Summary: Background: Treatment options for premature ovarian insufficiency (POI) are limited to hormone replacement and donor oocytes. A novel induced pluripotent stem cell (iPSC) transplant paradigm in a mouse model has potential translational applications for management of POI. Methods: Mouse ovarian granulosa cell derived-iPSCS were labelled with green fluorescent protein (GFP) reporter and differentiated in vitro into oocytes. Differentiated cells were assayed for estradiol and progesterone secretion by enzyme-linked immunosorbent assays.

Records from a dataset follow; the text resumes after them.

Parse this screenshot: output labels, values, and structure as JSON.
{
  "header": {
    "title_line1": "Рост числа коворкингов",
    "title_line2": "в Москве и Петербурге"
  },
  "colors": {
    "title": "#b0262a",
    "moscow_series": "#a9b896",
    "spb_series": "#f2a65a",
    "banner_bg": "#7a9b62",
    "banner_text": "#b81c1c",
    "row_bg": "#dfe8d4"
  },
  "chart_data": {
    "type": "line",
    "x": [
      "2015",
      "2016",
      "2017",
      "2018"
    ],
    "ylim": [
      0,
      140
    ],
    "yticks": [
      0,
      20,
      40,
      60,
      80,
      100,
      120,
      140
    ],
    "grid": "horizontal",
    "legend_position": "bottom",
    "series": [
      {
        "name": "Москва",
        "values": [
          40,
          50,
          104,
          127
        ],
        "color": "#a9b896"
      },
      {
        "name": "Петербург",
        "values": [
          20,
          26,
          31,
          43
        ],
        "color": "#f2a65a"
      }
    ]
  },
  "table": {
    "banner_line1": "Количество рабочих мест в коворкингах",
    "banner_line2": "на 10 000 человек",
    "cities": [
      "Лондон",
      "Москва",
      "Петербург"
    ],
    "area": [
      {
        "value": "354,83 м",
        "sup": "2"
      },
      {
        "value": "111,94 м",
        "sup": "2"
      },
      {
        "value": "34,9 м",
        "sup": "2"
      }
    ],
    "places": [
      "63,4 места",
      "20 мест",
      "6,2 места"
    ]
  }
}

After Fluorescence-Activated Cell Sorting (FACS) for the cell surface marker anti-Mullerian hormone receptor (AMHR2), enriched populations of differentiated cells were surgically transplanted into ovaries of mice that had POI secondary to gonadotoxic pre-treatment with alkylating agents. A total of 100 mice were used in these studies in five separate experiments with 56 animals receiving orthotopic ovarian injections of either FACS sorted or unsorted differentiated iPSCSs and the remaining animals receiving sham injections of PBS diluent. Following transplantation surgery, mice were stimulated with gonadotropins inducing oocyte development and underwent oocyte retrieval. Nine transplanted mice were cross bred with wild-type mice to assess fertility. Lineage tracing of resultant oocytes, F1 (30 pups), and F2 (42 pups) litters was interrogated by GFP expression and validation by short tandem repeat (STR) lineage tracing. Findings: [1] iPSCs differentiate into functional oocytes and steroidogenic ovarian cells which [2] express an ovarian (GJA1) and germ cell (ZP1) markers. [3] Endocrine function and fertility were restored in mice pretreated with gonadotoxic alkylating agents via orthotopic transplantation of differentiated iPSCS, thus generating viable, fertile mouse pups. Interpretation: iPSC-derived ovarian tissue can reverse endocrine and reproductive sequelae of POI. Funding: Center for Infertility and Reproductive Surgery Research Award, Siezen Foundation award (RMA). Reproductive Scientist Development Program, Marriott Foundation, Saltonstall Foundation, Brigham Ovarian Cancer Research Fund (K.E).